I am going though an introductory proof text book and was hoping if someone could verify/correct my attempt at the following problem :
Let $(\Bbb{Z}[\sqrt3],+,.)$ where $\Bbb{Z}[\sqrt3] \subset\Bbb{R}$ and $\Bbb{Z}[\sqrt3]=\{i+j\sqrt3 :i,j \in \Bbb{Z} \}$. Consider the Ideal of the ring given by $I=\{a+b\sqrt3 : 3|a \}$.
Construct and Evaluate the quotient ring $\Bbb{Z}[\sqrt3]\text{\I}$.
Attempt
(i) The equivalence relation ~$_{I}$ is defined by x ~$_{I}$ y iff $(x-y)\in I$ for all $x,y \in \Bbb{Z}[\sqrt3]$.
(ii) x ~$_{I}$ y
- iff $(x-y)\in I$
- iff $x-y = a+b\sqrt3$
- iff $x-y = 3k + b\sqrt3 \text{ for some } k \in \Bbb{Z}$
- iff $y=x-3k - b\sqrt3 $
(ii)By theorem, x ~$_{I}$ y implies that $[x]=[y]$.
With $y=x-3k - b\sqrt3 $, then
$\Bbb{Z}[\sqrt3]\text{\I}$
- $=\{[x] : x \in \Bbb{Z}[\sqrt3] \}$
- $=\{[x-3k - b\sqrt3] : x \in \Bbb{Z}[\sqrt3] \}$
(iii)By theorem,since I is an ideal of $\Bbb{Z}[\sqrt3]$, then $(\Bbb{Z}[\sqrt3]\text{\I}),\bigoplus,\bigodot)$ is also a ring with well-defined binary operations.

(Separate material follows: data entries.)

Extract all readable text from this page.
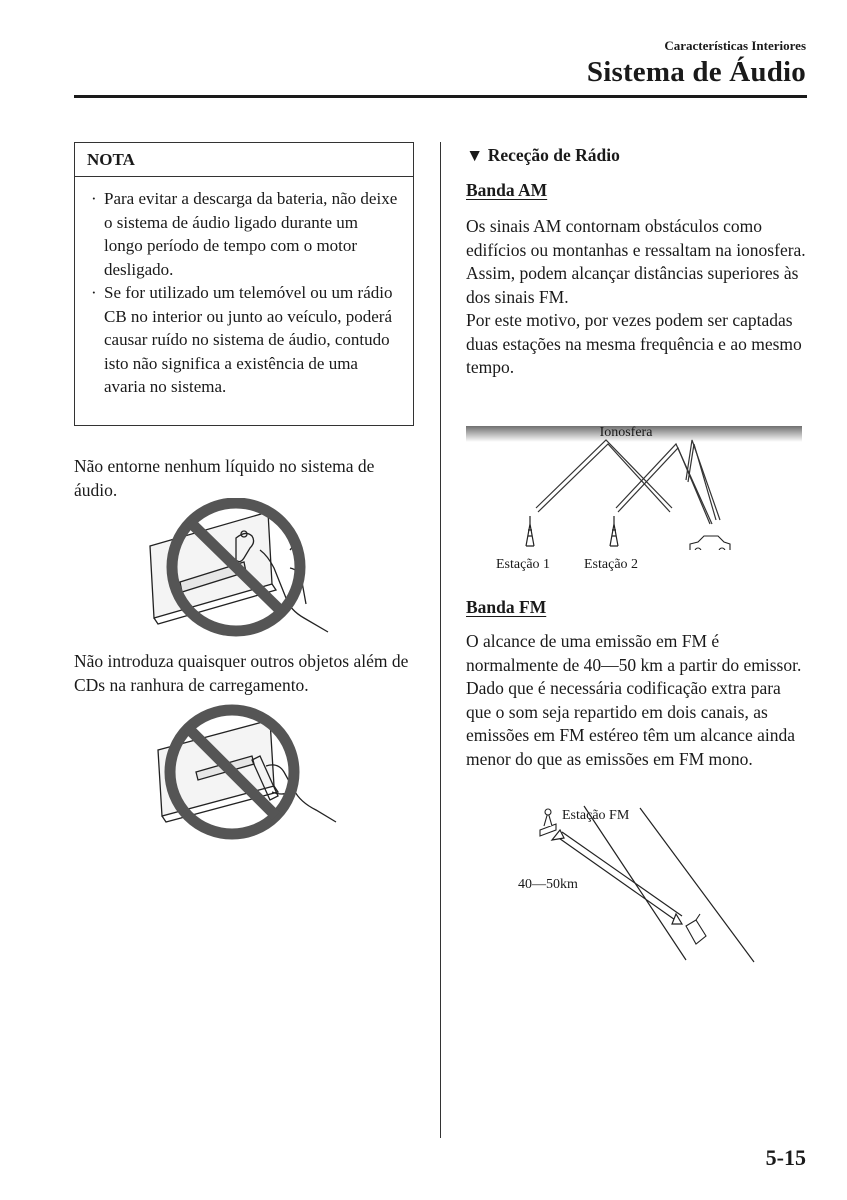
Características Interiores
Sistema de Áudio
NOTA
· Para evitar a descarga da bateria, não deixe o sistema de áudio ligado durante um longo período de tempo com o motor desligado.
· Se for utilizado um telemóvel ou um rádio CB no interior ou junto ao veículo, poderá causar ruído no sistema de áudio, contudo isto não significa a existência de uma avaria no sistema.
Não entorne nenhum líquido no sistema de áudio.
Não introduza quaisquer outros objetos além de CDs na ranhura de carregamento.
▼ Receção de Rádio
Banda AM
Os sinais AM contornam obstáculos como edifícios ou montanhas e ressaltam na ionosfera.
Assim, podem alcançar distâncias superiores às dos sinais FM.
Por este motivo, por vezes podem ser captadas duas estações na mesma frequência e ao mesmo tempo.
Ionosfera
Estação 1 Estação 2
Banda FM
O alcance de uma emissão em FM é normalmente de 40—50 km a partir do emissor. Dado que é necessária codificação extra para que o som seja repartido em dois canais, as emissões em FM estéreo têm um alcance ainda menor do que as emissões em FM mono.
Estação FM
40—50km
5-15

Let $h,g \in \Bbb{Z}[\sqrt3]$ ,then $[h]\bigoplus[g]$
- = $[h-3k - b\sqrt3] \bigoplus [g-3l - c\sqrt3]$
- = $[h-3k - b\sqrt3 + g-3l - c\sqrt3]$
- = $[h+g - \sqrt3 (\sqrt3(k+l) + (b+c))]$
..similar procedure for $\bigodot$
Is this what is meant by construction? Any help appreciated.
I would say you need to get a better idea what the elements of $\Bbb Z\bigl[\sqrt{3}\bigr]/I$ are, before you have a feel for what it looks like as a ring. By definition, the elements of $\Bbb Z\bigl[\sqrt{3}\bigr]/I$ are all equivalency classes of elements of $\Bbb Z\bigl[\sqrt{3}\bigr]$ under the relation $\sim_I$ you mentioned above. However, that doesn't really paint a clear picture, yet.
You're right that for any given $x,y\in\Bbb Z\bigl[\sqrt{3}\bigr],$ we will have $[x]=[y]$ if and only if $x-y=3k+b\sqrt{3}$ for some $k,b\in\Bbb Z,$ but this doesn't use the structure of $\Bbb Z\bigl[\sqrt{3}\bigr],$ at all, so doesn't clarify enough. We can do better! In particular, we know that $x=i_1+j_1\sqrt{3}$ and $y=i_2+j_2\sqrt{3},$ where $i_1,i_2,j_1,j_2\in\Bbb Z.$ Thus, we can conclude that $x\sim_I y$ if and only if the following (equivalent) conditions hold: $$x-y=3k+b\sqrt{3}\textrm{ for some }b,k\in\Bbb Z\\(i_1-i_2)+(j_1-j_2)\sqrt{3}=3k+b\sqrt{3}\textrm{ for some }b,k\in\Bbb Z\\i_1-i_2=3k\textrm{ and }j_1-j_2=b\textrm{ for some }b,k\in\Bbb Z$$ However, since $j_1$ and $j_2$ are integers, then this last one is equivalent to $$i_1-i_2=3k\textrm{ for some }k\in\Bbb Z,$$ meaning that $i_1\sim_{(3)}i_2.$ Since the $j$-values had no effect on the equivalency class, then note in particular that $x\sim_I i_1$ which means that we can choose an integer representative for each equivalency class. The equivalence $\sim_{(3)}$ gives us even more, though!
Given any $i\in\Bbb Z,$ there exists a unique $m\in\{0,1,2\}$ and $n\in\Bbb Z$ such that $i=m+3n.$ In particular, say $i_1=m_1+3n_1,$ so since $$x-m_1=i_1+j_1\sqrt{3}-m_1=3n_1+j_1\sqrt{3}\in I,$$ then $[x]\in\bigl\{[0],[1],[2]\bigr\}.$ Thus, $\Bbb Z\bigl[\sqrt{3}\bigr]/I=\bigl\{[0],[1],[2]\bigr\}.$ At that point, it is much easier to see and talk about what $\oplus$ and $\odot$ look like.